Traditional online or in-process surface profile (quality) evaluation (prediction) needs to integrate cutting parameters and several in-process factors (vibration, machine dynamics, tool wear, etc) for high accuracy. However it might result in high measuring cost and complexity, and moreover, the surface profile (quality) evaluation result can only be obtained after machining process. In this paper an approach for surface profile pre-evaluation in turning process using cutting parameters and radial basis function (RBF) neural networks is presented. The aim was to only use three cutting parameters to predict surface profile before machining process for a fast pre-evaluation on surface quality under different cutting parameters. The input parameters of RBF networks are cutting speed, depth of cut, and free rate.

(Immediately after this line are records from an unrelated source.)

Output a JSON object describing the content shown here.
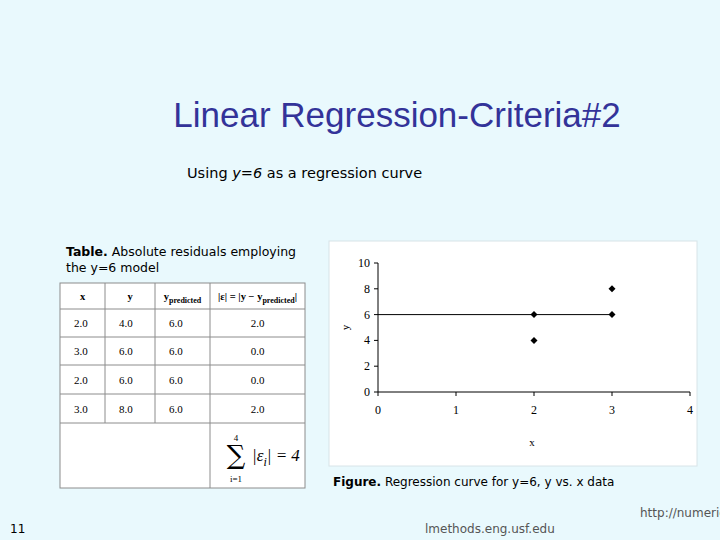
{
  "slide": {
    "title": "Linear Regression-Criteria#2",
    "subtitle": [
      "Using ",
      "y=6",
      " as a regression curve"
    ],
    "table_caption": [
      "Table.",
      " Absolute residuals employing the y=6 model"
    ],
    "table": {
      "headers": [
        [
          "x"
        ],
        [
          "y"
        ],
        [
          "y",
          "predicted"
        ],
        [
          "|ε| = |y − y",
          "predicted",
          "|"
        ]
      ],
      "rows": [
        [
          "2.0",
          "4.0",
          "6.0",
          "2.0"
        ],
        [
          "3.0",
          "6.0",
          "6.0",
          "0.0"
        ],
        [
          "2.0",
          "6.0",
          "6.0",
          "0.0"
        ],
        [
          "3.0",
          "8.0",
          "6.0",
          "2.0"
        ]
      ],
      "sum": {
        "symbol": "∑",
        "upper": "4",
        "lower": "i=1",
        "term": [
          "|ε",
          "i",
          "| = 4"
        ]
      }
    },
    "figure_caption": [
      "Figure.",
      " Regression curve for y=6, y vs. x data"
    ],
    "page_number": "11",
    "url": [
      "http://numerica",
      "lmethods.eng.usf.edu"
    ]
  },
  "chart_data": {
    "type": "scatter",
    "x_label": "x",
    "y_label": "y",
    "xlim": [
      0,
      4
    ],
    "ylim": [
      0,
      10
    ],
    "xticks": [
      0,
      1,
      2,
      3,
      4
    ],
    "yticks": [
      0,
      2,
      4,
      6,
      8,
      10
    ],
    "grid": false,
    "series": [
      {
        "x": [
          2,
          3,
          2,
          3
        ],
        "values": [
          4,
          6,
          6,
          8
        ],
        "marker": "diamond",
        "color": "#000000"
      },
      {
        "type": "line",
        "x": [
          0,
          3
        ],
        "values": [
          6,
          6
        ],
        "color": "#000000",
        "line_style": "solid"
      }
    ]
  }
}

The output parameters are FFT vector of surface profile as prediction (pre-evaluation) result. The RBF networks are trained with adaptive optimal training parameters related to cutting parameters and predict surface profile using the corresponding optimal network topology for each new cutting condition. It was found that a very good performance of surface profile prediction, in terms of agreement with experimental data, can be achieved before machining process with high accuracy, low cost, and high speed. Furthermore, a new group of training and testing data was also used to analyze the influence of tool wear on prediction accuracy.